16 thoughts on “Bleeding Love

  1. So lovely to hear from you!
    And this – beautiful, raw – you express it all so perfectly.
    “It frightens me, this love. It’s so much bigger than I am, than I ever expected. Wonderful and terrible and completely irresistible. Like the opposite of thirst – a fullness that cannot be contained. It demands to be given, shared, poured out. It leaks and seeps, hot and salty, from every pore. I’m on fire with it and when I look at her – when I see my daughter – I’m lost, all over again. Part of me longs for the safety of a bolted heart – but mostly I can’t breathe for loving her”

  2. And it doesn’t stop! Six months later I am still looking at my baby boy and feeling that way. It’s amazing, and mind melting!
    x

  3. We were all praising God for her safe arrival, we were thrilled when we heard. You have captured the heart of every Jesus -loving mother x Thank you x

  4. Congratulations! And though I am not a mother and didn’t open my body for any of my children, as a father I too feel those well written sentiments. We are very happy for all three of you!

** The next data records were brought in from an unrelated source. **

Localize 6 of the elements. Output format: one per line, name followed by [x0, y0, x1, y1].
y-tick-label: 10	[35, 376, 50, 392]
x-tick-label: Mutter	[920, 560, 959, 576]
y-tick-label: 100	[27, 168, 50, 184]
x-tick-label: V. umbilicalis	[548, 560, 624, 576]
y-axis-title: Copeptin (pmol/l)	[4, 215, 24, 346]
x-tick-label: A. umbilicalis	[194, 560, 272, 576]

  5. Congratulations :-) You’re absolutely right about our children evoking a completely new and surprising brand of love we have never seen before. And at the birth of my first daughter 22 years ago I was also awed by the God’s fierce love for me from which our love as parents is the image. I think the passion for our kids doesn’t go away but it does give way to a more enduring “brooding love” – as the Spirit of God literally brooded over the waters in Genesis 1. And that, for good and bad, NEVER goes away. Congratulations again!

  6. Yippee! I’m thrilled by your news, and so happy to see you back here – you’ve been missed :)

  7. Ah, you’re most kind!
    Time to read is a little more haphazard with a baby on the scene, I find… (And you have to be able to do it one handed, I found…)
    Thinking of you.

  8. Congratulations on wee scrivener and your own new name: mum!

    I love what you’ve written. This mother stuff is life altering in the extreme.

    We brought home another tiny son in November and a love of soft warm cheeks is flowing inside our walls as well.
    It doesn’t lessen or get old and mundane with more children, it’s always a miracle.
    I have been sleeping with one eye open for nearly 3 months. I feel compelled to go back again and again for yet another peek, another kiss on his curly ear, or one more sniff of his stinky little neck.

  9. And it was all those raw and deep emotions that helped to draw me back to God thirty five years ago when my daughter was born. So much love. So much grace.